# Squeaker / Small Canada Geese



## prairie hunter (Mar 13, 2002)

Any one notice that the small Canada geese are getting more difficult to decoy compared to 10 years ago.

Maybe they are on the same path as the snows. Big flocks of too many adult birds. In the morning they often feed in a different field than the evening before.

They are still easier to hunt than snows because they usually fly at 60 yards high or less until a few rounds have been popped at them and they climb up into the clouds.

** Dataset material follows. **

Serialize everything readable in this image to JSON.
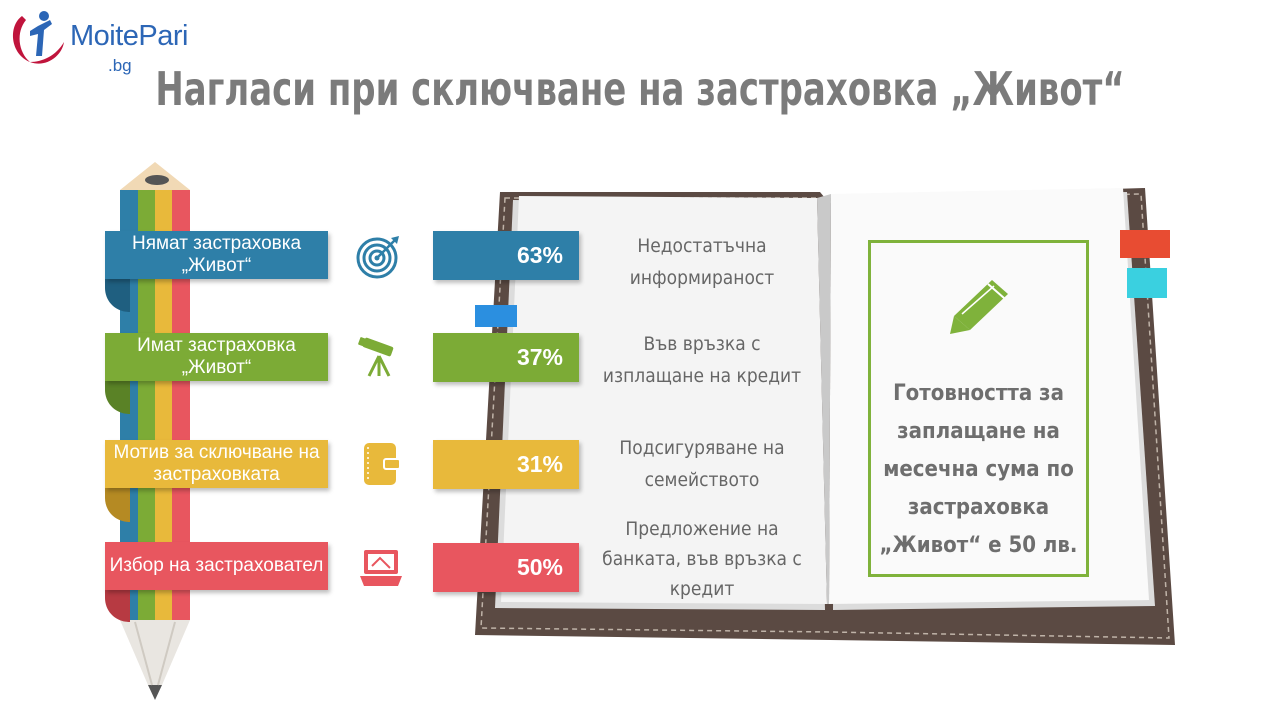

Pass shooting is still very deadly and alot of fun on the small Canada geese.


----------



## Wood Duck (Mar 22, 2002)

I'll second that. The small Canadas can give a guy some trouble. Even as early as 5 years ago they were almost a gimme. The big Canadas are almost too easy, so why cant we just have a happy medium? My dream field has snows, Canadas- big and small, and ducks. Believe it or not we do find these dream fields quite often.


----------



## Old Hunter (Mar 8, 2002)

You got that right ph. The shooting pressure in Canada is getting heavier. The birds are educated by the time they get here. There are 3 things that you can do to increase your bag. Use ahigher pitch call. I use a TG short mag for the little ones. Itis important to have 2 or 3 callers. A busy calling routine,and flag flag flag. I use pole kites on a bamboo pole. The bamboo pole gives the flag a great motion. I use a 2 piece pole. camo it and reglue the ferruls. I usually cut about 6 inches of the pole to get the right stiffness. they break so I carry spares. Give it a try it works for me good luck


----------